Write a Custom Script

  1. Create the script file.

    touch /home/cloud_user/disk_Passive_check.sh
  2. Edit the new script file.

    sudo vim /home/cloud_user/disk_Passive_check.sh
  3. Add the following text to the file. Note that this includes text added later in the video.

    send_nsca_cfg="/home/cloud_user/send_nsca.cfg"
    host=Linux_Client
    service_desc="check disk"
    cmd="/usr/lib64/nagios/plugins/check_disk -w 10% -c 5% /"
    raw_result="$($cmd)"
    
    msg="$(awk '{print $4 $5 $6 $7 $8 $9 $10 $11}' <<< $raw_result | tr -d ; | tr-d |)"
    
    istatus="$(awk '{print $2'} <<< $raw_result)"
    
    if [ $status == "OK"    ]; then
        status=0
    elif [ $stats == "WARNING" ]; then
        status=1
    elif [ $stats == "CRITICAL" ]; then
        status=2
    elif [ $stats == "UNKNOWN" ]; then
        status=3
    fi
    
    echo "$host;$service_desc;$status;$msg" | /home/cloud_user/send_nsca -H PRIVATE_NAGIOS_ADDRESS -d ';' -c $send_nsca_cfg
  4. Save your changes and exit the editor.

  5. Change the permissions for disk_Passive_check.sh.

    chmod +x disk_Passive_check.sh
  6. Run the script.

    /home/cloud_user/disk_Passive_check.sh
  7. Open a browser window and navigate to http://PUBLIC_NAGIOS_ADDRESS/nagios.

  8. Log in with the username "nagiosadmin" and the password "BlaBla321", without quotes.

  9. Click Services on the left-hand menu.

  1. Verify the service check disk is running and has status information.

  2. Click check disk.
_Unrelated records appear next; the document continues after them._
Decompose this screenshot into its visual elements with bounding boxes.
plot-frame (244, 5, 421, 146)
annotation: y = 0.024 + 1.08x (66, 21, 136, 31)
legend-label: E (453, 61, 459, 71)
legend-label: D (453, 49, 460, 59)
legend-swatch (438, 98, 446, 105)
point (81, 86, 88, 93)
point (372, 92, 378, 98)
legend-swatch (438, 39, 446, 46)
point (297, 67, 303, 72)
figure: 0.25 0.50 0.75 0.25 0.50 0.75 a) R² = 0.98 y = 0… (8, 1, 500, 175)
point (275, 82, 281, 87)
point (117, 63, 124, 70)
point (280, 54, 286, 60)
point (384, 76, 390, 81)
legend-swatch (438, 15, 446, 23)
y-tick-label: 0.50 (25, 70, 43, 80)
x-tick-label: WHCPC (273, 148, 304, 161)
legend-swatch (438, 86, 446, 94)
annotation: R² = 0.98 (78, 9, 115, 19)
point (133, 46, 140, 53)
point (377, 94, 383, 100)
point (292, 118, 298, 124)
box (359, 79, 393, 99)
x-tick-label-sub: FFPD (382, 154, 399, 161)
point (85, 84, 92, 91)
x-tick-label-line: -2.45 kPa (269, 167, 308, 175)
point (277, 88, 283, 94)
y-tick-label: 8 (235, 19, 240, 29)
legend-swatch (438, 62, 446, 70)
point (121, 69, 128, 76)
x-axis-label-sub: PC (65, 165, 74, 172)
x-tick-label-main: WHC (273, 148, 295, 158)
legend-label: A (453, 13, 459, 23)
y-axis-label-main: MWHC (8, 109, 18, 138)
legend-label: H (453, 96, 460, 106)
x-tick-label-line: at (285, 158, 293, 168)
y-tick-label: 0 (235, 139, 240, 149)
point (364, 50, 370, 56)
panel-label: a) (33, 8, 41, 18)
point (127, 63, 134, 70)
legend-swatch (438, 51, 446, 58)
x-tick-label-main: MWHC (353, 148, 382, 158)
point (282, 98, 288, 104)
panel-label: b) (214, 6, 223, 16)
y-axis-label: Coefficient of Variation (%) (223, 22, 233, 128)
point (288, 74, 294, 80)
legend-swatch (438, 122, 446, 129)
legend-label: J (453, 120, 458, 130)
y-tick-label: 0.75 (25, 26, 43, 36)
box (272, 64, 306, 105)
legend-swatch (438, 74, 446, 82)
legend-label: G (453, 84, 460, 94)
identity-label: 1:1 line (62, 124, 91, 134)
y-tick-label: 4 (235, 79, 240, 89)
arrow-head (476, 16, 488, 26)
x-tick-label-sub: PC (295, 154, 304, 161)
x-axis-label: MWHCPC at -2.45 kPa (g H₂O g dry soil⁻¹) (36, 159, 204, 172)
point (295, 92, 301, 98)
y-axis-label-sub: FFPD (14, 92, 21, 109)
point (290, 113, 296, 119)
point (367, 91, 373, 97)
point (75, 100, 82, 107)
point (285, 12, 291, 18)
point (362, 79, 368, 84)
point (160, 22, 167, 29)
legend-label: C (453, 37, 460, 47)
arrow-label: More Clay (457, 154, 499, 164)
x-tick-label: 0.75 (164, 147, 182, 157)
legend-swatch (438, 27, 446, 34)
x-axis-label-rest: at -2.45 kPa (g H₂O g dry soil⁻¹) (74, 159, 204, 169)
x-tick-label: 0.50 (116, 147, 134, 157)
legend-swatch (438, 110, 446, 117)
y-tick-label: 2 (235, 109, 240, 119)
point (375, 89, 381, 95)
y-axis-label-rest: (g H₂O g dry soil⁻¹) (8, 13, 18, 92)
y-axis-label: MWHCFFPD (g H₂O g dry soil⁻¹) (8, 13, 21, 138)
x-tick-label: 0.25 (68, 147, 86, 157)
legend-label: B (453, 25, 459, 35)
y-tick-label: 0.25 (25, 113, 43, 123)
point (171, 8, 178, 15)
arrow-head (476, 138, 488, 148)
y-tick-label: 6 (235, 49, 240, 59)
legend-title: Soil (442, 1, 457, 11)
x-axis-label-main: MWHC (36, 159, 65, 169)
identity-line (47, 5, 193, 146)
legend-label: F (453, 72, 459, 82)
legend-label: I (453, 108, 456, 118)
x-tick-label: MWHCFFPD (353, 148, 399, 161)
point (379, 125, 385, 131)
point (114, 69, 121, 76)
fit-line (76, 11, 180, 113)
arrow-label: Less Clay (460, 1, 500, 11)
Verify the timestamp of the check.

Automate the Check

  1. In the terminal for the Linux client, run crontab.

    sudo crontab -e
  2. Add the following text.

    * * * * * /home/could_user/disk_Passive_check.sh
  3. Save your changes and exit the editor.

Conclusion

Congratulations — you've completed this hands-on lab!